Por essas e outras é que a semiologia é tão importante para a análise das narrativas sobre os fatos correntes: “o governo está sem rumo”, dito por uma jornalista da imprensa televisiva, serviu de aviso para os ataques ao governo; o tropeço linguístico do Chefe da Casa Civil, falando de “intervenção nos preços de alimentos”, evocou os “Fiscais do Sarney” dizendo que “se a laranja está cara, não compre” e, por último, a entrevista dada pelo Presidente da República à rádios da Bahia. Desta última, duas coisas foram pinçadas para desmoralizar o governo e sua nova estratégia de comunicação: a sugestão de boicote aos preços altos de produtos da cesta básica consumindo as vantagens dos aumentos salariais dos trabalhadores; e a “arapuca armada pelo Banco Central” (BC) com o aumento do dólar e da Taxa Selic de juros. E isso rendeu e continua rendendo. A mídia se recusa a apurar com seriedade e convoca os economistas do “mercado” (que erraram o ano inteiro em suas previsões) para avalizar os comentários de seus jornalistas, repetidos na semana inteira, formando a opinião pública a ser medida pelas Pesquisas das empresas que lhes prestam serviços. Toda a parte informativa, didaticamente explicada sobre os fatos colocados à apreciação do Presidente, foi respondida, mas a “lacração” pela imprensa foi com a frase: “a arapuca do Banco Central”, que diz respeito à gestão de Roberto Campos à frente do BC, ícone do “mercado”.
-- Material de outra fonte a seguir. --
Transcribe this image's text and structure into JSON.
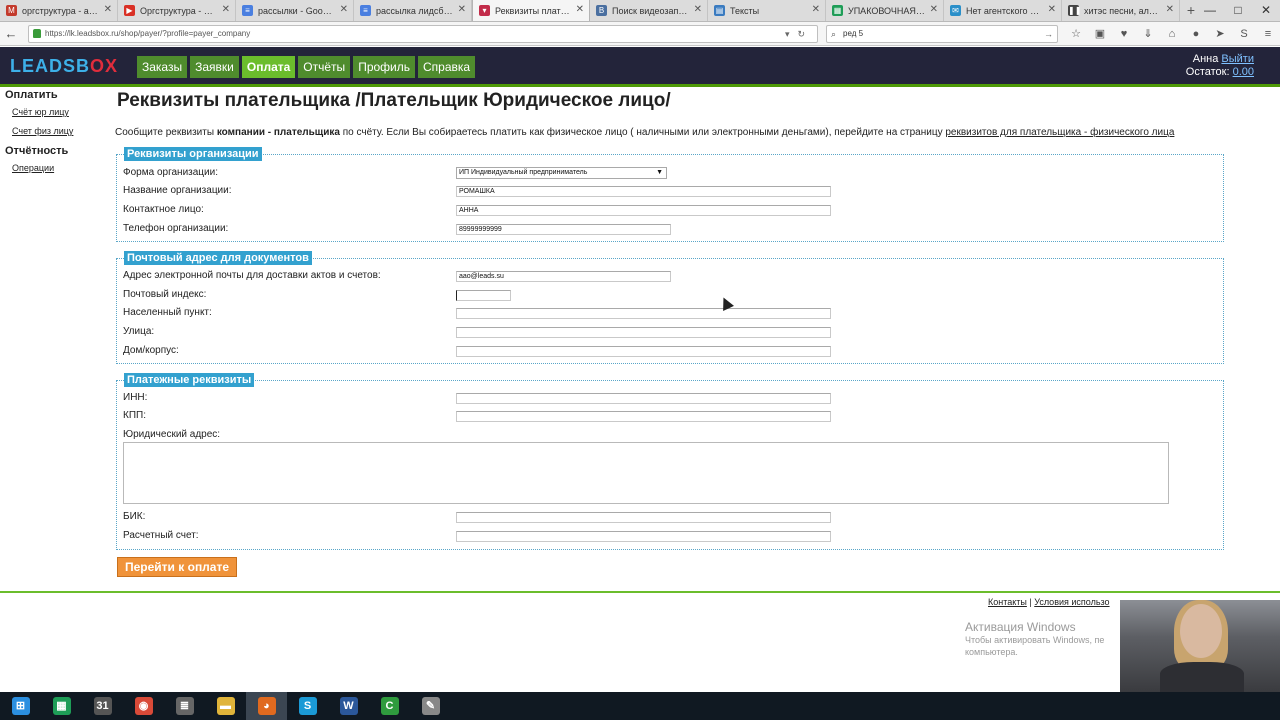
{
  "browser": {
    "tabs": [
      {
        "label": "оргструктура - ао...",
        "icon": "gmail-icon",
        "color": "#c33a2c",
        "glyph": "M"
      },
      {
        "label": "Оргструктура - Go...",
        "icon": "youtube-icon",
        "color": "#d93025",
        "glyph": "▶"
      },
      {
        "label": "рассылки - Googl...",
        "icon": "docs-icon",
        "color": "#4a7fe0",
        "glyph": "≡"
      },
      {
        "label": "рассылка лидсбо...",
        "icon": "docs-icon",
        "color": "#4a7fe0",
        "glyph": "≡"
      },
      {
        "label": "Реквизиты плател...",
        "icon": "leadsbox-icon",
        "color": "#c22c4a",
        "glyph": "▾"
      },
      {
        "label": "Поиск видеозапис...",
        "icon": "vk-icon",
        "color": "#4a6fa0",
        "glyph": "B"
      },
      {
        "label": "Тексты",
        "icon": "trello-icon",
        "color": "#3a7bc0",
        "glyph": "▤"
      },
      {
        "label": "УПАКОВОЧНАЯ ...",
        "icon": "sheets-icon",
        "color": "#1e9d57",
        "glyph": "▦"
      },
      {
        "label": "Нет агентского ка...",
        "icon": "mail-icon",
        "color": "#2a8fc9",
        "glyph": "✉"
      },
      {
        "label": "хитэс песни, альб...",
        "icon": "music-icon",
        "color": "#444444",
        "glyph": "❚❚"
      }
    ],
    "active_tab": 4,
    "url": "https://lk.leadsbox.ru/shop/payer/?profile=payer_company",
    "search": "ред 5"
  },
  "site": {
    "logo_main": "LEADSB",
    "logo_x": "OX",
    "menu": [
      "Заказы",
      "Заявки",
      "Оплата",
      "Отчёты",
      "Профиль",
      "Справка"
    ],
    "active_menu": 2,
    "user_name": "Анна",
    "logout": "Выйти",
    "balance_label": "Остаток:",
    "balance_value": "0.00"
  },
  "sidenav": {
    "pay_heading": "Оплатить",
    "pay_items": [
      "Счёт юр лицу",
      "Счет физ лицу"
    ],
    "report_heading": "Отчётность",
    "report_items": [
      "Операции"
    ]
  },
  "page": {
    "title": "Реквизиты плательщика /Плательщик Юридическое лицо/",
    "intro_a": "Сообщите реквизиты ",
    "intro_b": "компании - плательщика",
    "intro_c": " по счёту. Если Вы собираетесь платить как физическое лицо ( наличными или электронными деньгами), перейдите на страницу ",
    "intro_link": "реквизитов для плательщика - физического лица"
  },
  "org": {
    "legend": "Реквизиты организации",
    "form_label": "Форма организации:",
    "form_value": "ИП Индивидуальный предприниматель",
    "name_label": "Название организации:",
    "name_value": "РОМАШКА",
    "contact_label": "Контактное лицо:",
    "contact_value": "АННА",
    "phone_label": "Телефон организации:",
    "phone_value": "89999999999"
  },
  "postal": {
    "legend": "Почтовый адрес для документов",
    "email_label": "Адрес электронной почты для доставки актов и счетов:",
    "email_value": "aao@leads.su",
    "zip_label": "Почтовый индекс:",
    "zip_value": "",
    "city_label": "Населенный пункт:",
    "city_value": "",
    "street_label": "Улица:",
    "street_value": "",
    "house_label": "Дом/корпус:",
    "house_value": ""
  },
  "payment": {
    "legend": "Платежные реквизиты",
    "inn_label": "ИНН:",
    "kpp_label": "КПП:",
    "address_label": "Юридический адрес:",
    "bik_label": "БИК:",
    "account_label": "Расчетный счет:",
    "submit": "Перейти к оплате"
  },
  "footer": {
    "contacts": "Контакты",
    "sep": " | ",
    "terms": "Условия использо"
  },
  "overlay": {
    "activation_title": "Активация Windows",
    "activation_text": "Чтобы активировать Windows, пе компьютера."
  },
  "taskbar": [
    {
      "icon": "windows-start-icon",
      "color": "#2b8fe0",
      "glyph": "⊞"
    },
    {
      "icon": "calculator-icon",
      "color": "#1e9d57",
      "glyph": "▦"
    },
    {
      "icon": "calendar-app-icon",
      "color": "#555555",
      "glyph": "31"
    },
    {
      "icon": "chrome-icon",
      "color": "#d94a38",
      "glyph": "◉"
    },
    {
      "icon": "network-icon",
      "color": "#666666",
      "glyph": "≣"
    },
    {
      "icon": "folder-icon",
      "color": "#e0b43a",
      "glyph": "▬"
    },
    {
      "icon": "firefox-icon",
      "color": "#e06a1f",
      "glyph": "◕"
    },
    {
      "icon": "skype-icon",
      "color": "#1b9ad6",
      "glyph": "S"
    },
    {
      "icon": "word-icon",
      "color": "#2b579a",
      "glyph": "W"
    },
    {
      "icon": "camtasia-icon",
      "color": "#2f9b3e",
      "glyph": "C"
    },
    {
      "icon": "settings-app-icon",
      "color": "#888888",
      "glyph": "✎"
    }
  ],
  "taskbar_active": 6
}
Claro que há sagacidade retórica na ilação entre os índices contínuos da inflação fora da meta estabelecida pelo Arcabouço Fiscal e a gestão de Roberto Campos, pois as transações comerciais são fechadas a preço do dia do Dólar e as consequências vêm depois: foi ele que colocou em risco, com falas sombrias, a política fiscal do governo; foi dele a elevação de juros à revelia dos resultados positivos da economia; foi na sua gestão a especulação financeira com o dólar. A imprensa não foi apurar que o pão que estamos comendo hoje está sendo feito com o trigo importado com o dólar a preços de Roberto Campos; que o petróleo refinado, importado, que está nas bombas, foi comprado com o dólar do Roberto Campos; o azeite caro, além da escassez do produto, foi importado com o dólar do Roberto Campos. Por outro lado, o agro que sustenta toda a imprensa brasileira e financia golpes de estado, conseguiu tirar os prejuízos de safras, enchentes etc., e teve superávit exportando commodities, como carne, soja, milho e outros, aproveitando o dólar alto do Roberto Campos, pois, como sempre, não está nem aí para quem vai a supermercado, pois suas adegas foram abastecidas do vinho preferido com ganhos na ciranda financeira. O governo falha olhando mais para o agronegócio e menos para a reforma agrária e para a agricultura familiar que põe na mesa do povo a laranja, o café, o arroz, o feijão, a farinha e as proteínas necessárias ao consumo no mercado interno. Como dizia a Vovó: “carestia é chibatada no lombo do povo”!

Jornalista Profissional.
Professor Emérito e ex-reitor da Universidade Federal do Amazonas.
Manaus (AM), 14/2/2025.
*Toda sexta-feira publica no site EPCC suas Crônicas do cotidiano.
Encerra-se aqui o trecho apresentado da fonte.